Oil Spill on the Wild Harbor Marsh by John M. Teal and Kathryn A. Burns

The Cape Naturalist: Vol 1 No 1

June, 1972

Oil Spill on the Wild Harbor Marsh

by John M. Teal and Kathryn A. Burns

The oil spill at West Falmouth which resulted from the grounding of a fuel oil barge in September 1969, is probably the best studied such accident in the world. Within one week of the spill scientists at Woods Hole Oceanographic Institution began studying the lethal effects of the oil on bottom animals. Observation of changes in abundance and distribution of animals and chemical characteristics of the oil remaining in the sediments have continued to the present.

Our work has dealt with the effects of the oil on the salt marshes of the Wild Harbor river onto which the oil was carried by a storm a few days after the spill. In spite of large numbers of dead estuarine animals, the immediate, apparent effect of the oil on the marsh itself was minimal. Marsh grasses were already seasonally brown when oiled. Dead fish and mussels were found on the marsh surface but throughout the first winter after the spill the marsh was fairly normal in appearance. During the following spring the effect of the oil became apparent.

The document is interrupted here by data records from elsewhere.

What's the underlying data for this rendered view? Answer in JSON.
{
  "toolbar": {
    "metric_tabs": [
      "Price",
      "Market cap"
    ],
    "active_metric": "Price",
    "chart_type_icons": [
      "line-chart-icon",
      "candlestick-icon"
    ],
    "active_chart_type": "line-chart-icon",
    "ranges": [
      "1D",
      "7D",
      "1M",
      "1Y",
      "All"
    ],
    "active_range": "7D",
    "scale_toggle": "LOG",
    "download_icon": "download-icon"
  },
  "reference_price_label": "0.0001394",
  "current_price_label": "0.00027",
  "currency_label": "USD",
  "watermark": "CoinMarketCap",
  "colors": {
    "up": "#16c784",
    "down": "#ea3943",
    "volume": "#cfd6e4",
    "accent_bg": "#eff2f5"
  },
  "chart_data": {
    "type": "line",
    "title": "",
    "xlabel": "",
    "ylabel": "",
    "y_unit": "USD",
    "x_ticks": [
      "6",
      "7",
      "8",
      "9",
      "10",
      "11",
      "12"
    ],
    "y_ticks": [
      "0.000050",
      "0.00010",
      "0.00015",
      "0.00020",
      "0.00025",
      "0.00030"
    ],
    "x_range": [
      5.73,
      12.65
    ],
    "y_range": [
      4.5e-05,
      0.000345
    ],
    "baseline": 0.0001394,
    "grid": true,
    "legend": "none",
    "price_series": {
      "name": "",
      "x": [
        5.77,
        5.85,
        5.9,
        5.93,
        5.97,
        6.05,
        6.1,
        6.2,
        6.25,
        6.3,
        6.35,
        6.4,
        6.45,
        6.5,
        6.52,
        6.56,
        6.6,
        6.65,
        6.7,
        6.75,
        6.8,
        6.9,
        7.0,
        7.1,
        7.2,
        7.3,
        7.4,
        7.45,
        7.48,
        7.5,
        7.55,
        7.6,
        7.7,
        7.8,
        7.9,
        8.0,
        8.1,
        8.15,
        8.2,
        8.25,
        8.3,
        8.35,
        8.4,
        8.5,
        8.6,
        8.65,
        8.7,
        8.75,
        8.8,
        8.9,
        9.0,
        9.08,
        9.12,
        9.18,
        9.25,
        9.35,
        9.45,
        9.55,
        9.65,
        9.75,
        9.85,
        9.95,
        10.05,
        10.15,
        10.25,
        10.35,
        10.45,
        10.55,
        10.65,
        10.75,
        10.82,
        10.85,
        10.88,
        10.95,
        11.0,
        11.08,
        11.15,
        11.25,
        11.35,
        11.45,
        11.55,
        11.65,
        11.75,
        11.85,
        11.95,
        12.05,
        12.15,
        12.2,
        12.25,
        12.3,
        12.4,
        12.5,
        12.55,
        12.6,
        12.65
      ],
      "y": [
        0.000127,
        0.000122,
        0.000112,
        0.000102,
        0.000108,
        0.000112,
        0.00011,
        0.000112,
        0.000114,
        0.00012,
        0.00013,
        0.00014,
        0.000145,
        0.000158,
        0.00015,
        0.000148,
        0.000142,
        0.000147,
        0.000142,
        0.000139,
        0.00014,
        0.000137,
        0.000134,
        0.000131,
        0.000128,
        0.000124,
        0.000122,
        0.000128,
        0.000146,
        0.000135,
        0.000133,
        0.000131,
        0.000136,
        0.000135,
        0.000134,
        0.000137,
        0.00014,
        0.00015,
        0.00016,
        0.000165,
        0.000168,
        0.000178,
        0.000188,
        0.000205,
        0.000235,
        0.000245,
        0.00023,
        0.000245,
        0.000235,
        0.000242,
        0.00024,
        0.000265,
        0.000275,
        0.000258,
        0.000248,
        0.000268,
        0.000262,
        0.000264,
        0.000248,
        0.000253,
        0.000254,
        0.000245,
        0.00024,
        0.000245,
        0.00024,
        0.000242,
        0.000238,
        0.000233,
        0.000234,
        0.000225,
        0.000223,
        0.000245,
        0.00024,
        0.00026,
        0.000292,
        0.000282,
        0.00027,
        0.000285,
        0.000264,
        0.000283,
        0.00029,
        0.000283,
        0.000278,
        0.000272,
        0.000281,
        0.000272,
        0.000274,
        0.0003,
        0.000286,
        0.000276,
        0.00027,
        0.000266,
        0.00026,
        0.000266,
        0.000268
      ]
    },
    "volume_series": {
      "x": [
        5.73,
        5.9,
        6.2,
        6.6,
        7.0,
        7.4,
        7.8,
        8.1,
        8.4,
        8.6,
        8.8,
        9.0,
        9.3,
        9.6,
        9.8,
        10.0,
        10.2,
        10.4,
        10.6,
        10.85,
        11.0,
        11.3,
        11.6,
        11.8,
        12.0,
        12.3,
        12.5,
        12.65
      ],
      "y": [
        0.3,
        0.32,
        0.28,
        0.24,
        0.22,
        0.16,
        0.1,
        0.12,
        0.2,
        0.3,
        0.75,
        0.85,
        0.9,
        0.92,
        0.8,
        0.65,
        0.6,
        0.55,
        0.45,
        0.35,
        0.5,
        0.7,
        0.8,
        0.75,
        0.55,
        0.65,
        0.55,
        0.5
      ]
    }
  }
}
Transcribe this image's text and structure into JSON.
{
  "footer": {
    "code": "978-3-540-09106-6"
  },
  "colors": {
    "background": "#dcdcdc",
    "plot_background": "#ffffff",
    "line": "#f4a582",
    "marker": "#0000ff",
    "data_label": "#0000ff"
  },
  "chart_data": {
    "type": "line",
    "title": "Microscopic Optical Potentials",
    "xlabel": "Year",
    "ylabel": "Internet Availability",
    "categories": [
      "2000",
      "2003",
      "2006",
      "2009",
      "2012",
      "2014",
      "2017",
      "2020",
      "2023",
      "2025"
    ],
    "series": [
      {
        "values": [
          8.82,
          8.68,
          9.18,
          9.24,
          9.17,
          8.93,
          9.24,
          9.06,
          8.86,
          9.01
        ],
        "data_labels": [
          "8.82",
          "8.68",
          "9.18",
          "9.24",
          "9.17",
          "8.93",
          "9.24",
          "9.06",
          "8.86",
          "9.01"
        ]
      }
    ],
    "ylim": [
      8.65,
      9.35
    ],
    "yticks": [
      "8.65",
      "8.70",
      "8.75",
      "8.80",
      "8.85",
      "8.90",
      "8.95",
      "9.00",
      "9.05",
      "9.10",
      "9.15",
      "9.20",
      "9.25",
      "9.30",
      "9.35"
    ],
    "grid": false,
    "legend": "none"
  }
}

Grass did not sprout on the oiled marsh as it did on the unoiled portions which turned green as usual. A small growth of green algae, along with a scattering of Salicornia (saltwort) grew on the oiled surface but the sparse growth only emphasized how complete was the destruction. Plant production of the oiled portion was reduced to zero. What little production remained was not sufficient to offset the rate of decomposition. The latter was determined by measuring carbon dioxide production resulting from the respiratory activity of all marsh organisms. Since only a few minute soil animals remained in the marsh, most of this activity was due to bacteria. Even this bacterial activity on the oiled marsh was only one quarter of that on the nearby healthy marsh.